I had known I would never go to medical school in Paris. It seemed to me tradesmen striking was a sort of French National Pastime.

I decided to visit as many as needed of the official government medical schools and register. The cost was minimal and I had to pick the best, because my school’s heritage would be associated with me for the rest of my life.

I was temporarily lodging at the Ritz in Paris. I had written them from Boston by “snail mail,” telling them I was only a young girl alone (20) and needed their most humble room.

I had dumped my two oversized suitcases of “American clothes” (which I had been told later by several it was a travesty to even bring into France) on the floor of a “chambre mansarde” — a room with a ceiling that matched the slant of the roof.

Outside the window I could see the top part of Napoleon’s column that marked the Place Vendome. I remember at that moment I cried, and clutched my passport, because the books had all been real and this place really existed.

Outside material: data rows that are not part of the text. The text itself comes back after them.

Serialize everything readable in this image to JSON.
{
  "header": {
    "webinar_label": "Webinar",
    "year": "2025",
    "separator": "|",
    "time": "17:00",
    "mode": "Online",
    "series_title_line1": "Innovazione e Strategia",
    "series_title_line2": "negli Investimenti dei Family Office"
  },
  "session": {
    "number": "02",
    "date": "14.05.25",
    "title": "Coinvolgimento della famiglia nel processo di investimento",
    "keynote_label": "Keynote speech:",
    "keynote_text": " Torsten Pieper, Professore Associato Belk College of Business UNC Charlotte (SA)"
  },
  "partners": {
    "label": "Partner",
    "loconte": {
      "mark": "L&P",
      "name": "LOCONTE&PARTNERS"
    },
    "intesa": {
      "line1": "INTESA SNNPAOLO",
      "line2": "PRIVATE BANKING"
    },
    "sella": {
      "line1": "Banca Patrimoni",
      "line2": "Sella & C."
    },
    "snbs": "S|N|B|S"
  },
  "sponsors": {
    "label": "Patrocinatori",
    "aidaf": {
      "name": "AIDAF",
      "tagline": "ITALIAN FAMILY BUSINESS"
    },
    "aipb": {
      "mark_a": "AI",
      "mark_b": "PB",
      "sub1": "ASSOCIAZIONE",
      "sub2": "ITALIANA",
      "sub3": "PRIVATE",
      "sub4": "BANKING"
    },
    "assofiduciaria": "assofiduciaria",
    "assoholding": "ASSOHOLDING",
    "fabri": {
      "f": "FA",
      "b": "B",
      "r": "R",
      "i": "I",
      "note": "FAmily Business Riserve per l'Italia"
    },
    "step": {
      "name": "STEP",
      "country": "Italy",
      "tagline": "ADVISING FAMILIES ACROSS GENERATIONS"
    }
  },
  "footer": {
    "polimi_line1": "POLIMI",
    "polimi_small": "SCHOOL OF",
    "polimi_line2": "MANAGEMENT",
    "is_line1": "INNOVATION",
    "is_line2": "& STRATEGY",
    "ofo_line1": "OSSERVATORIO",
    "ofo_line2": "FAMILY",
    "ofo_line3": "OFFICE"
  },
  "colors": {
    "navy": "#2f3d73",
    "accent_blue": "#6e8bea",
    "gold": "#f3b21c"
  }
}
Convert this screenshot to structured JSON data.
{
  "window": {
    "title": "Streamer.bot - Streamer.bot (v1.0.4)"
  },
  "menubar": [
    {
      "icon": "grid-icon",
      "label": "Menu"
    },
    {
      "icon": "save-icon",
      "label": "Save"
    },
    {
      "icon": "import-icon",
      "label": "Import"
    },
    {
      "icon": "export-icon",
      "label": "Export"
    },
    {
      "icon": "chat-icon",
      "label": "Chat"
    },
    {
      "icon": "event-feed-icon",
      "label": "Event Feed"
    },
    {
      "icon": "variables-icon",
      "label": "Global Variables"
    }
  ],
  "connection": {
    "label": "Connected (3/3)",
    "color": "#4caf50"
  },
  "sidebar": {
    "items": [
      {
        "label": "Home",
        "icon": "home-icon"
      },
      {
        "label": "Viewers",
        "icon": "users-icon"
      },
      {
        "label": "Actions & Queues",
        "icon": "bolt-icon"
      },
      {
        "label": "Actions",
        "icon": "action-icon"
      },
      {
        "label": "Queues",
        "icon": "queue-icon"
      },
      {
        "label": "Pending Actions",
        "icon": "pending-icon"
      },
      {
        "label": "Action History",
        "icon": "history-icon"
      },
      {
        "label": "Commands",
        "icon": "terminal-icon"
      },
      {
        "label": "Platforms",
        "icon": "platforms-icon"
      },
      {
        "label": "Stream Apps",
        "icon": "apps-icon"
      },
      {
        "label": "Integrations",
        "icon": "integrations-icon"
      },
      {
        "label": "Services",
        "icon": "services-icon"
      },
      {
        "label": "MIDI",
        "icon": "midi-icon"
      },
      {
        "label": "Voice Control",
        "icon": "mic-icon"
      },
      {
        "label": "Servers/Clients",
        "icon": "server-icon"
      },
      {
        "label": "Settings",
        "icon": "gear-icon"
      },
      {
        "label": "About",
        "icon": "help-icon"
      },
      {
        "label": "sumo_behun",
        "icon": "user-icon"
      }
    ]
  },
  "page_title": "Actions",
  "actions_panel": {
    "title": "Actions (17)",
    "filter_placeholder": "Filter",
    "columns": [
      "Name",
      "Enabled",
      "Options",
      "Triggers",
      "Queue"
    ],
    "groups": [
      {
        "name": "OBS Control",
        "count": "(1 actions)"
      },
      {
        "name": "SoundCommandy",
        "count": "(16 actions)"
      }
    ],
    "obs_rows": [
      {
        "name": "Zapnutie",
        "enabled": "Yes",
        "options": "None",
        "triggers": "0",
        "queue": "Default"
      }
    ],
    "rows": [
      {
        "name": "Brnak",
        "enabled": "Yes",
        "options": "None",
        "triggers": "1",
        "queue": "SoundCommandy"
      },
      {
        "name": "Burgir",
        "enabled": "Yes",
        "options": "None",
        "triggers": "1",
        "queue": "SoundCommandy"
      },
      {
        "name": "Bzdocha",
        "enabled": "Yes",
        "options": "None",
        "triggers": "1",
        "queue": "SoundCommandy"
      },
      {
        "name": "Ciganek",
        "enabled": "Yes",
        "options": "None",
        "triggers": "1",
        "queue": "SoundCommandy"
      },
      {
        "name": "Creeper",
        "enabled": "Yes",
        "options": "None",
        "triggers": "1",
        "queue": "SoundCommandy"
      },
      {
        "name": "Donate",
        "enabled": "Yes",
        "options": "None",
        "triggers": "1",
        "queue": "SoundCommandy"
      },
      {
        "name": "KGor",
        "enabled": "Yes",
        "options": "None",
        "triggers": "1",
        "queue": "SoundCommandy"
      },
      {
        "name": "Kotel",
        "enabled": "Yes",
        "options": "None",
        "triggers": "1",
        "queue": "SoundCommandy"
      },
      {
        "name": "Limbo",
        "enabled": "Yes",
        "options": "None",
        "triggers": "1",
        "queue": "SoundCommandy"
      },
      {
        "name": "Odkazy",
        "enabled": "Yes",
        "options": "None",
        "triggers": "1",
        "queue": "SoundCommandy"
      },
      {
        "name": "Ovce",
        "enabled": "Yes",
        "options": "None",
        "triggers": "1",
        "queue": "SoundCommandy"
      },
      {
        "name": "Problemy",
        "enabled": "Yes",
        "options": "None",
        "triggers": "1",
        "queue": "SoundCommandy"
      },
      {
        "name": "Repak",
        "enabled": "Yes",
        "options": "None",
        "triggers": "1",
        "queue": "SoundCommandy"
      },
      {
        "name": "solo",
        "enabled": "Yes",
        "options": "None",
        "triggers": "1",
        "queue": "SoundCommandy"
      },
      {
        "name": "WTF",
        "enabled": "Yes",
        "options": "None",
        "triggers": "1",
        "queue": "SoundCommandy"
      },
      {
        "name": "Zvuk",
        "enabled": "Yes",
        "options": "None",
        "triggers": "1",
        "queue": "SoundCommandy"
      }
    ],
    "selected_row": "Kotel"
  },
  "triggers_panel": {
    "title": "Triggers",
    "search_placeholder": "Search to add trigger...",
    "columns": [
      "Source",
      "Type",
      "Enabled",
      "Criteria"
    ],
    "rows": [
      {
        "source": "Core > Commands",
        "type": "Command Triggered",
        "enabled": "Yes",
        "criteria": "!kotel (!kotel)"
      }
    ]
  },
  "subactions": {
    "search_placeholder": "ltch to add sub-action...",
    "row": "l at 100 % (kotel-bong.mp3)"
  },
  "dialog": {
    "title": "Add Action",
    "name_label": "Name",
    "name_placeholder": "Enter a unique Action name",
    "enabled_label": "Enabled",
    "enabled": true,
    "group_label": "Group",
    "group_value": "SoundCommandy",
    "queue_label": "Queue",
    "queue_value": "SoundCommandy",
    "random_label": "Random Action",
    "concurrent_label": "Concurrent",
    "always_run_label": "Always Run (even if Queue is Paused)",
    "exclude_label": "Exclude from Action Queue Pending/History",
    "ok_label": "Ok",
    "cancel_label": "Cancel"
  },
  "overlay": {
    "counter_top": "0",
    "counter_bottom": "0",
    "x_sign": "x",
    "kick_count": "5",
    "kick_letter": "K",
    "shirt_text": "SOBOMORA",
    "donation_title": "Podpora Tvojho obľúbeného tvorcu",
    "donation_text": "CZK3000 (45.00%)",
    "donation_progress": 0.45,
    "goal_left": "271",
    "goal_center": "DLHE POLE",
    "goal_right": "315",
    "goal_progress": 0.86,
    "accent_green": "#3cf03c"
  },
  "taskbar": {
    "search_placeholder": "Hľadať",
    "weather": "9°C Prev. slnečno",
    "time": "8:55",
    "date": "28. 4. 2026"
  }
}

I remember the diminutive maid who had escorted me to my room, talk an amazing quality of nearly accent-free English.

I told her in French that because we are in France, I expected her to address me in French.

“We want to make you feel at home.”

I told her that I wanted France to become my home, and for my French to become perfect.

She did comply, and I was grateful.

I took day trips to about a half-dozen of the cities on my map. I chose, in the absence of a more compelling reason, my medical schools and my cities — alphabetically.

I didn’t realize (or care) that most of France was closed in August (and July). I knew from the consulate of France in Boston that the medical school registration offices would be open and that would be just fine.

One registration packet at a time was in the tan carry-on airplane bag — passport and travelers’ checks in a large red purse (which I had been told, later, marked me for a foreigner for sure).

And I was off to Amiens, because it started with an “A.”

The old medical school where I registered said 1568 on the cornerstone. I supposed it had been a monastery doling out healthcare of something back then.

I did not realize until much later that the secretary to the registrar who processed my papers was an archetypal French bureaucrat, with ultra-correct clothes and lots of rubber stamps, ceremoniously inked and thoroughly pounded on documents.

Years later I was trying to register for a licensure examination to return to the states. The very same little man was sitting in the same little window.

The French medical system had been through several name-changes and incarnations. I needed a new set of papers in order to prove to the World Health Organization that the medical school at Amiens still existed.

“No problem Mademoiselle.”

He took a pristine piece of government-issued blank paper and took out of its special box the seal of the medical school, stamped it on the paper, and signed and dated that paper.

“Here, Mademoiselle. You may assure anyone in the world that we exist.”